Published: 27 January 2009



SIRT1 is a mammalian homologue of NAD+-dependent deacetylase sirtuin family. It regulates longevity in several model organisms and is involved with cell survival, differentiation, metabolism among other processes in mammalian cells. SIRT1 modulates functions of various key targets via deacetylation. Recent studies have revealed SIRT1 protects neurons from axonal degeneration or neurodegeneration. Further, SIRT1 null mice exhibit growth retardation and developmental defects, suggesting its critical roles in neurons and development.


To identify novel binding partners for SIRT1 in the central nervous system, we performed yeast two-hybrid screening on human fetal brain cDNA library and found that zyxin is a possible binding partner. SIRT1 and zyxin transcript were both preferentially expressed in developmental mouse brain. Zyxin accumulates in the nucleus where it is co-localized with SIRT1 after treatment with leptomycin B in COS-7 cells. Furthermore, SIRT1 deacetylates zyxin, suggesting SIRT1 could interact with nuclear-accumulated zyxin and modulate its function through deacetylation.
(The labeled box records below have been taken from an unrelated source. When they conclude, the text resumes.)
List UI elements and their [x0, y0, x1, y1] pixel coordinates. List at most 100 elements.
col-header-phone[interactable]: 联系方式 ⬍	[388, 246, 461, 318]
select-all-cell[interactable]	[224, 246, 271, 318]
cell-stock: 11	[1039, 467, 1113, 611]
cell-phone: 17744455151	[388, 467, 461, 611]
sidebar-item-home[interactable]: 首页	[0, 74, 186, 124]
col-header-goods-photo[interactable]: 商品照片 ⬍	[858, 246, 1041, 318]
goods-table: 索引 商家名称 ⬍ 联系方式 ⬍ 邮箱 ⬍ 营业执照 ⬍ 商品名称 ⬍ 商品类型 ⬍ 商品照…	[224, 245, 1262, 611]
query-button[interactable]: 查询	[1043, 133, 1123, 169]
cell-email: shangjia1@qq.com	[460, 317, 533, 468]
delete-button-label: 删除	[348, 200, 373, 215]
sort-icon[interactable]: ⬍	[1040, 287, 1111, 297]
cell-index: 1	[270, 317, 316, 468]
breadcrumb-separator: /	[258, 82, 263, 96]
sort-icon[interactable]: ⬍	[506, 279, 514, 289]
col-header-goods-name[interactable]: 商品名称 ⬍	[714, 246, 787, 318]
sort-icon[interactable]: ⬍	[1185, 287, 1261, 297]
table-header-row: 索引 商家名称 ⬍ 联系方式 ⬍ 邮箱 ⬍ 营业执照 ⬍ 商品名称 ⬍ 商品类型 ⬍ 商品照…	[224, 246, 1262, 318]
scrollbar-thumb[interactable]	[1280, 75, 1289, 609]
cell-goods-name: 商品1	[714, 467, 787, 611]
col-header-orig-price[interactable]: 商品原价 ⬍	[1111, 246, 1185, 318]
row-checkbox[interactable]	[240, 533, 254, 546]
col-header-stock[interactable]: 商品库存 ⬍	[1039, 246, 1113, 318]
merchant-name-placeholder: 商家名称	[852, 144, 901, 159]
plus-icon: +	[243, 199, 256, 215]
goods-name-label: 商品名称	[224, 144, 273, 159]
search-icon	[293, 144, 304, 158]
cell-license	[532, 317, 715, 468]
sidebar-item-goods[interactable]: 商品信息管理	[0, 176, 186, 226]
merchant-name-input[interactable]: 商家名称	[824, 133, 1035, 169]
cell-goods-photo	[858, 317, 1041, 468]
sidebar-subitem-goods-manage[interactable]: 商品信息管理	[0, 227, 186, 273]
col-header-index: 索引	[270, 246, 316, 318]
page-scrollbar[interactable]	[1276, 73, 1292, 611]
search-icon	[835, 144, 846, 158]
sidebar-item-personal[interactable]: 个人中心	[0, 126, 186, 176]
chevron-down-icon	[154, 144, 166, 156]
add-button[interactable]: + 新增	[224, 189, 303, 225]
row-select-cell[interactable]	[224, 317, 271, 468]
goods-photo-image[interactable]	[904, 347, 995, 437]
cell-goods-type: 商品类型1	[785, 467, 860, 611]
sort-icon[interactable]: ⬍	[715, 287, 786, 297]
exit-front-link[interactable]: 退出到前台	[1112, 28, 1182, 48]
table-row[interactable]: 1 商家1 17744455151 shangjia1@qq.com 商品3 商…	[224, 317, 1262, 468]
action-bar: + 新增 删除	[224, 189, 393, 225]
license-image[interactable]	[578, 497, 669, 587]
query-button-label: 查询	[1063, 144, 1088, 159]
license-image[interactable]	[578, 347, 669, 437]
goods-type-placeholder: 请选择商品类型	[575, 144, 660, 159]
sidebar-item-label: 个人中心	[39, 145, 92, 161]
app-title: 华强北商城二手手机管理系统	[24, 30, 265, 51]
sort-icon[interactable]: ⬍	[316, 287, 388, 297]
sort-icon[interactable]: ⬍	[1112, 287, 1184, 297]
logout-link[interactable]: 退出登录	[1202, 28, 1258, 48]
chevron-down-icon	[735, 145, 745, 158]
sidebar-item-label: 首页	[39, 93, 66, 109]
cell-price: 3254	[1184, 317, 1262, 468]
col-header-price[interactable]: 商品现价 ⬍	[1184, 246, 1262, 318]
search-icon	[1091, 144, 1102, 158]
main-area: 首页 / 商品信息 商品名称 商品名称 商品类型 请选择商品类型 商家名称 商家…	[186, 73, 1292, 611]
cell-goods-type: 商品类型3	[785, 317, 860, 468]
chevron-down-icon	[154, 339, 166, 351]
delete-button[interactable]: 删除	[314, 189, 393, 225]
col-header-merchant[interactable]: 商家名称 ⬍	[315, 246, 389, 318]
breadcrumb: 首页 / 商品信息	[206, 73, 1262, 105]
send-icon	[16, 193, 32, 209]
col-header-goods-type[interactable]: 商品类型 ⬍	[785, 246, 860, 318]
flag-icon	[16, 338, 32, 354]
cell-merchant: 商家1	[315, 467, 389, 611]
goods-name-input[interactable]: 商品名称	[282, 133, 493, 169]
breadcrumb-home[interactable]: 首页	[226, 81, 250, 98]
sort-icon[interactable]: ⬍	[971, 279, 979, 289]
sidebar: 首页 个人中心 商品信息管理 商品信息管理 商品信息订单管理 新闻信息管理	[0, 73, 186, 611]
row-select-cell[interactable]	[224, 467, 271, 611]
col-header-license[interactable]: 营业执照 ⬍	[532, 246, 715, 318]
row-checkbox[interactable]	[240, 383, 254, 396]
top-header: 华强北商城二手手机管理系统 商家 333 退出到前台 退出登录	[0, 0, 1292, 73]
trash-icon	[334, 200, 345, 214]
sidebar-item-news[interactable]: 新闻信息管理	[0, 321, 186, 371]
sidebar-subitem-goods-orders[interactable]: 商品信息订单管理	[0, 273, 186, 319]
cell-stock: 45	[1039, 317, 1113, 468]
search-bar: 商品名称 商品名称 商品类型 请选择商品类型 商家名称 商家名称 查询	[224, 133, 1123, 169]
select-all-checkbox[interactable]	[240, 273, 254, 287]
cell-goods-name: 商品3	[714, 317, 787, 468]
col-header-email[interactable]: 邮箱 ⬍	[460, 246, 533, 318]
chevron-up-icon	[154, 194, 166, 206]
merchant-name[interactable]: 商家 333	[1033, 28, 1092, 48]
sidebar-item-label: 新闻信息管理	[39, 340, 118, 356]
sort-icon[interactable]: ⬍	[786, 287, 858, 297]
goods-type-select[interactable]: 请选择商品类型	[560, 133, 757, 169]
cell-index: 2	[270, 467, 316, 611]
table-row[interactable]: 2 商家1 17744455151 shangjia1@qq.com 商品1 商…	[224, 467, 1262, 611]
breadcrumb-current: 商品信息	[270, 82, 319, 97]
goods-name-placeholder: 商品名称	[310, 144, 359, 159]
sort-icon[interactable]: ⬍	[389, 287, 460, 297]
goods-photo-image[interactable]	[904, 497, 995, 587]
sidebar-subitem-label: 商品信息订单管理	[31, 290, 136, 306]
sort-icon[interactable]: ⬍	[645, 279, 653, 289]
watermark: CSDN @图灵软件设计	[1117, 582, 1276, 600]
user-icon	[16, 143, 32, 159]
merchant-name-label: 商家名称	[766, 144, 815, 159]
Zyxin could be a novel interacting partner of SIRT1. Zyxin is an adaptor protein at focal adhesion plaque, regulating cytoskeletal dynamics and signal transduction to convey signal from the ECM (extracellular matrix) to the nucleus. Our results raise the possibility that SIRT1 regulates signal transmission from ECM to the nucleus by modulating the functions of zyxin via deacetylation.